A different way to approach this instead of using x columns that are filled with variable types of data depending on what type of part is showing, is to use an Entity-Attribute-Value model. That way, you have a "header" table with all the common fields. Then you have a child table which has a separate row for each of the variable attributes. You need a table that defines the attributes for each part type. I have an app I created using this model for an insurance company. Each type of policy has around 30 common attributes. Name, address, etc. And some number of variable attributes. When the user wants to define a new type of policy, he adds any new, previously undefined attributes to the fields table and then he picks all the variable fields for THIS policy type (think part type here). When the user is entering data for a new policy for a new customer, he chooses the policy type. When the header record is saved, the code runs an append query that selects all the fields for this policy type and appends a record for each to the child table that will hold the specific values for each policy. The point of the application is to ensure that all policy documents are consistent in the data values. Therefore, if the policy limit changes, you change the limit and reprint all the documents. Without this app, the user had to remember which documents had which fields and so which documents needed to be changed if any value in the agreement changed.

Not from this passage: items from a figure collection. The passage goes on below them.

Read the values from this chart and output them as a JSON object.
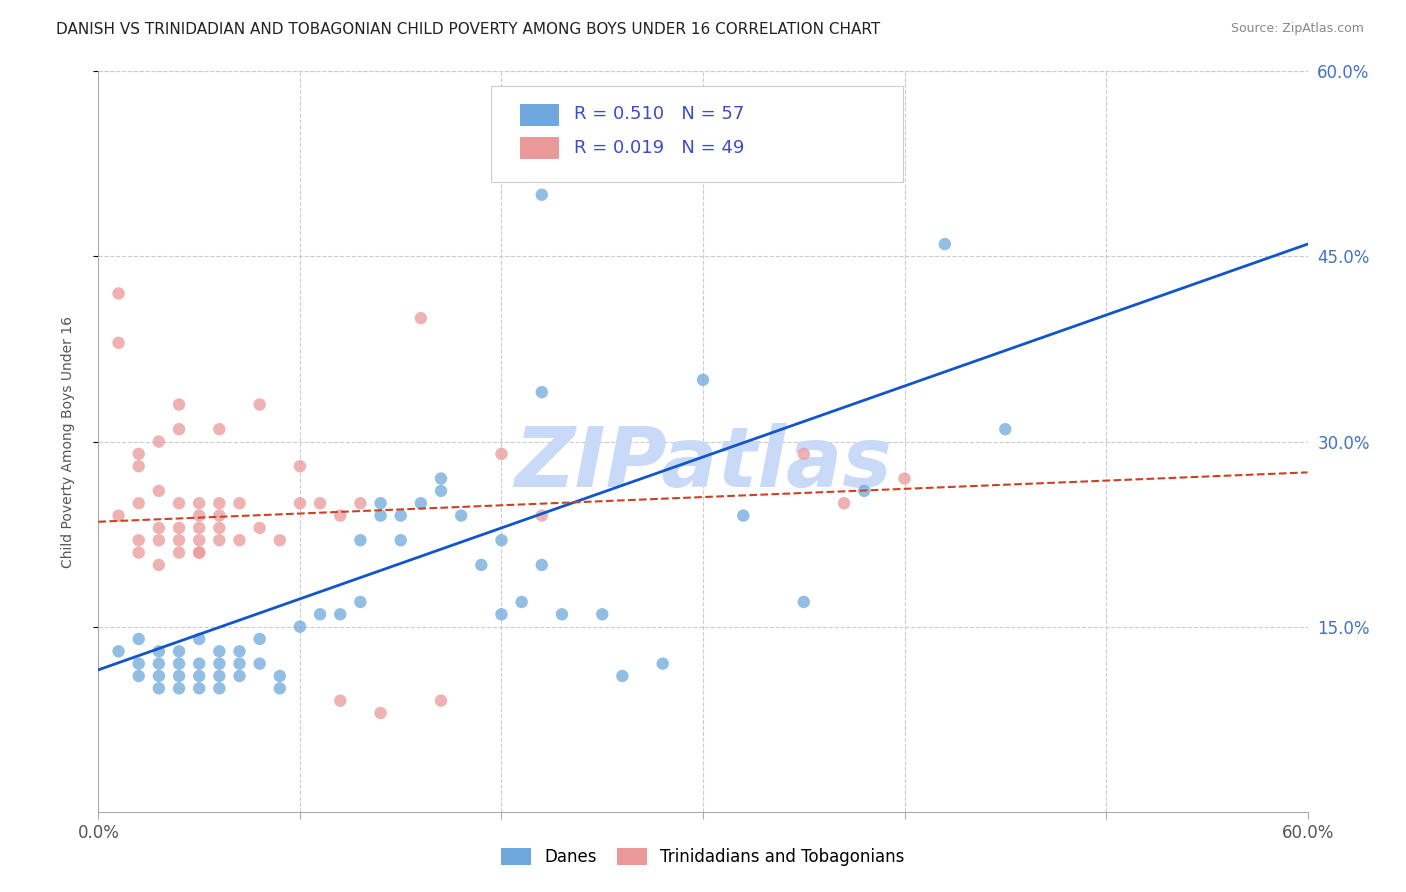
{
  "title": "DANISH VS TRINIDADIAN AND TOBAGONIAN CHILD POVERTY AMONG BOYS UNDER 16 CORRELATION CHART",
  "source": "Source: ZipAtlas.com",
  "ylabel": "Child Poverty Among Boys Under 16",
  "xlim": [
    0.0,
    0.6
  ],
  "ylim": [
    0.0,
    0.6
  ],
  "yticks": [
    0.15,
    0.3,
    0.45,
    0.6
  ],
  "yticklabels_right": [
    "15.0%",
    "30.0%",
    "45.0%",
    "60.0%"
  ],
  "danes_R": 0.51,
  "danes_N": 57,
  "tnt_R": 0.019,
  "tnt_N": 49,
  "danes_color": "#6fa8dc",
  "tnt_color": "#ea9999",
  "trendline_danes_color": "#1155cc",
  "trendline_tnt_color": "#cc4125",
  "watermark_color": "#c9daf8",
  "background_color": "#ffffff",
  "grid_color": "#cccccc",
  "danes_scatter": [
    [
      0.01,
      0.13
    ],
    [
      0.02,
      0.12
    ],
    [
      0.02,
      0.14
    ],
    [
      0.02,
      0.11
    ],
    [
      0.03,
      0.11
    ],
    [
      0.03,
      0.12
    ],
    [
      0.03,
      0.1
    ],
    [
      0.03,
      0.13
    ],
    [
      0.04,
      0.12
    ],
    [
      0.04,
      0.11
    ],
    [
      0.04,
      0.1
    ],
    [
      0.04,
      0.13
    ],
    [
      0.05,
      0.12
    ],
    [
      0.05,
      0.14
    ],
    [
      0.05,
      0.11
    ],
    [
      0.05,
      0.1
    ],
    [
      0.06,
      0.11
    ],
    [
      0.06,
      0.12
    ],
    [
      0.06,
      0.13
    ],
    [
      0.06,
      0.1
    ],
    [
      0.07,
      0.12
    ],
    [
      0.07,
      0.11
    ],
    [
      0.07,
      0.13
    ],
    [
      0.08,
      0.14
    ],
    [
      0.08,
      0.12
    ],
    [
      0.09,
      0.11
    ],
    [
      0.09,
      0.1
    ],
    [
      0.1,
      0.15
    ],
    [
      0.11,
      0.16
    ],
    [
      0.12,
      0.16
    ],
    [
      0.13,
      0.17
    ],
    [
      0.13,
      0.22
    ],
    [
      0.14,
      0.24
    ],
    [
      0.14,
      0.25
    ],
    [
      0.15,
      0.22
    ],
    [
      0.15,
      0.24
    ],
    [
      0.16,
      0.25
    ],
    [
      0.17,
      0.26
    ],
    [
      0.17,
      0.27
    ],
    [
      0.18,
      0.24
    ],
    [
      0.19,
      0.2
    ],
    [
      0.2,
      0.16
    ],
    [
      0.2,
      0.22
    ],
    [
      0.21,
      0.17
    ],
    [
      0.22,
      0.34
    ],
    [
      0.22,
      0.2
    ],
    [
      0.23,
      0.16
    ],
    [
      0.25,
      0.16
    ],
    [
      0.26,
      0.11
    ],
    [
      0.28,
      0.12
    ],
    [
      0.3,
      0.35
    ],
    [
      0.32,
      0.24
    ],
    [
      0.35,
      0.17
    ],
    [
      0.38,
      0.26
    ],
    [
      0.22,
      0.5
    ],
    [
      0.42,
      0.46
    ],
    [
      0.45,
      0.31
    ]
  ],
  "tnt_scatter": [
    [
      0.01,
      0.24
    ],
    [
      0.01,
      0.38
    ],
    [
      0.01,
      0.42
    ],
    [
      0.02,
      0.21
    ],
    [
      0.02,
      0.25
    ],
    [
      0.02,
      0.28
    ],
    [
      0.02,
      0.29
    ],
    [
      0.02,
      0.22
    ],
    [
      0.03,
      0.26
    ],
    [
      0.03,
      0.23
    ],
    [
      0.03,
      0.3
    ],
    [
      0.03,
      0.22
    ],
    [
      0.03,
      0.2
    ],
    [
      0.04,
      0.25
    ],
    [
      0.04,
      0.23
    ],
    [
      0.04,
      0.22
    ],
    [
      0.04,
      0.31
    ],
    [
      0.04,
      0.33
    ],
    [
      0.04,
      0.21
    ],
    [
      0.05,
      0.25
    ],
    [
      0.05,
      0.24
    ],
    [
      0.05,
      0.22
    ],
    [
      0.05,
      0.21
    ],
    [
      0.05,
      0.23
    ],
    [
      0.05,
      0.21
    ],
    [
      0.06,
      0.23
    ],
    [
      0.06,
      0.25
    ],
    [
      0.06,
      0.31
    ],
    [
      0.06,
      0.24
    ],
    [
      0.06,
      0.22
    ],
    [
      0.07,
      0.25
    ],
    [
      0.07,
      0.22
    ],
    [
      0.08,
      0.23
    ],
    [
      0.08,
      0.33
    ],
    [
      0.09,
      0.22
    ],
    [
      0.1,
      0.25
    ],
    [
      0.1,
      0.28
    ],
    [
      0.11,
      0.25
    ],
    [
      0.12,
      0.09
    ],
    [
      0.12,
      0.24
    ],
    [
      0.13,
      0.25
    ],
    [
      0.14,
      0.08
    ],
    [
      0.16,
      0.4
    ],
    [
      0.17,
      0.09
    ],
    [
      0.2,
      0.29
    ],
    [
      0.22,
      0.24
    ],
    [
      0.35,
      0.29
    ],
    [
      0.37,
      0.25
    ],
    [
      0.4,
      0.27
    ]
  ],
  "danes_trendline_x": [
    0.0,
    0.6
  ],
  "danes_trendline_y": [
    0.115,
    0.46
  ],
  "tnt_trendline_x": [
    0.0,
    0.6
  ],
  "tnt_trendline_y": [
    0.235,
    0.275
  ]
}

This an ultimately infinitely expandable solution. It doesn't matter how many policy types you end up having to define. It doesn't matter how many variable fields you end up with in total and it doesn't matter how many of these fields are required for each policy.

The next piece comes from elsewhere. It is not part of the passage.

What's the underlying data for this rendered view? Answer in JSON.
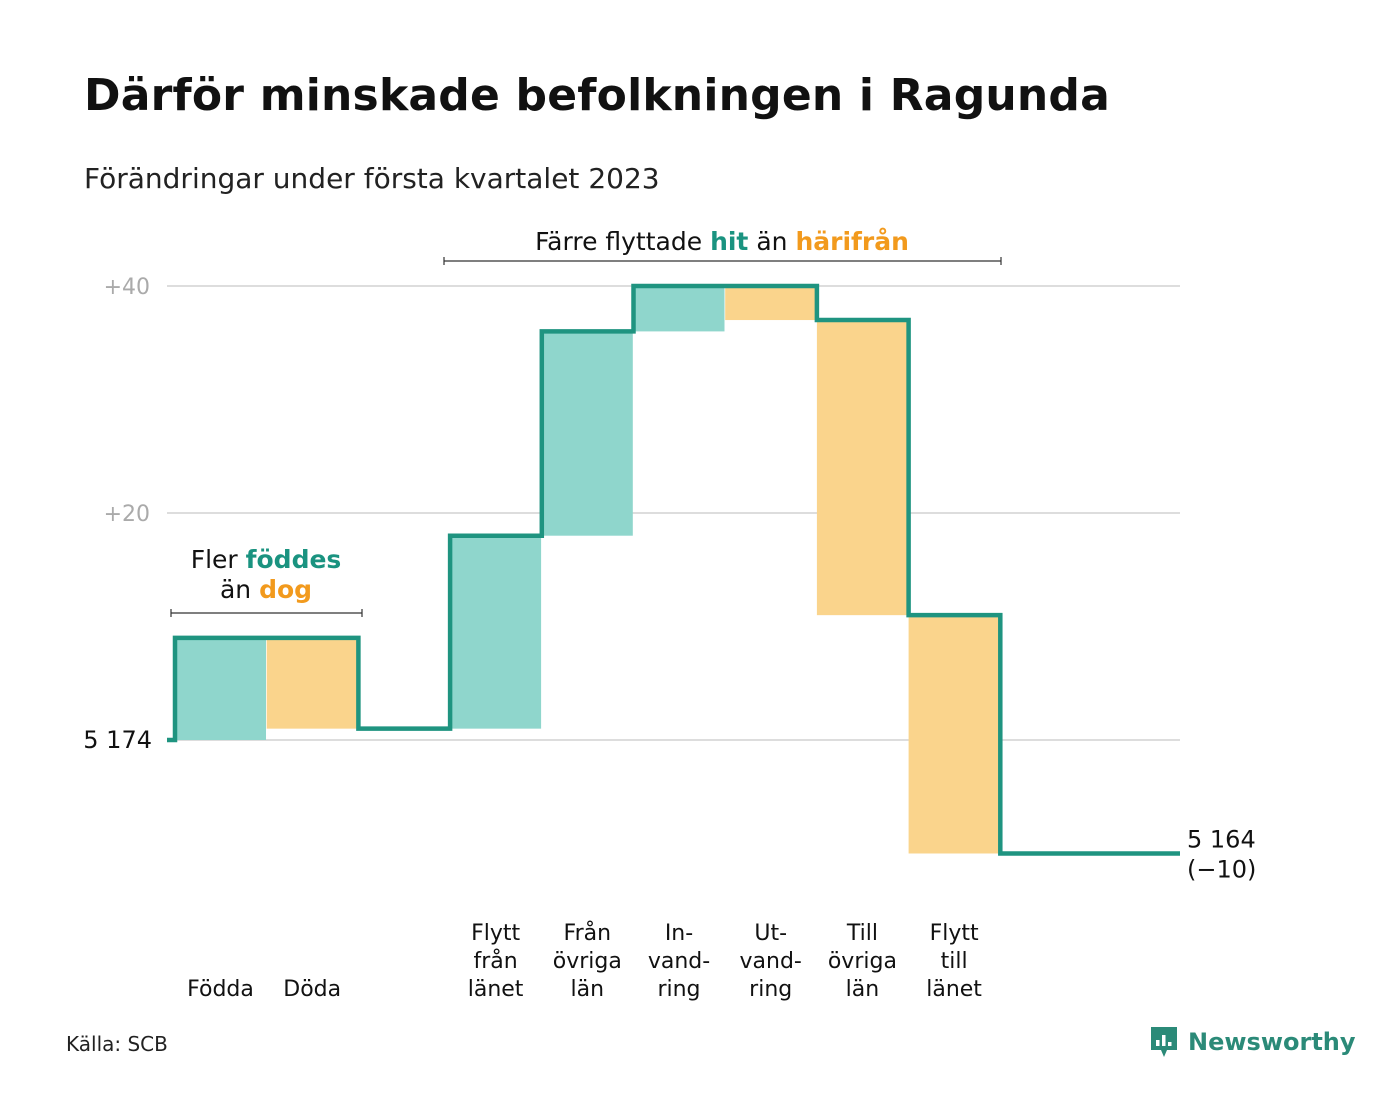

You can stick with your limited solution (which I don't recommend because it will require code maintenance whenever you add a new type of part which my Entity-Attribute-Value solution does not) if you are very sure you know the boundaries of your part type universe up front and you are positive you will never need more than 28 columns to handle all the variable values.
You can create a single form with 28 controls. The controls are bound to fld1, fld2, etc. When you go to a new record, you need to read the labels table and loop through the fields so you can set the caption property of the controls to fld1, fld2, etc. This makes the form look different but it will be a bitch to maintain. You won't be able to easily reorder the columns, when you add new ones, the always go at the end.
The other thing I did with my EAV model is create lookup tables to help me validate certain types of data.
Here is a picture of the data entry form. The fields in the header are fixed but the ones in the list are the variables. Notice that the yellow field has a dropdown for a combo. Because this field is several different stacked controls, when the field needs a combo, the appropriate one can be displayed for the particular field. As you click into each field, you will see a different value list. This is handled by having a column in the table that defines each attribute with a field to hold a query name for the RowSource. So, the code just sets the RowSource to whatever value is in the field.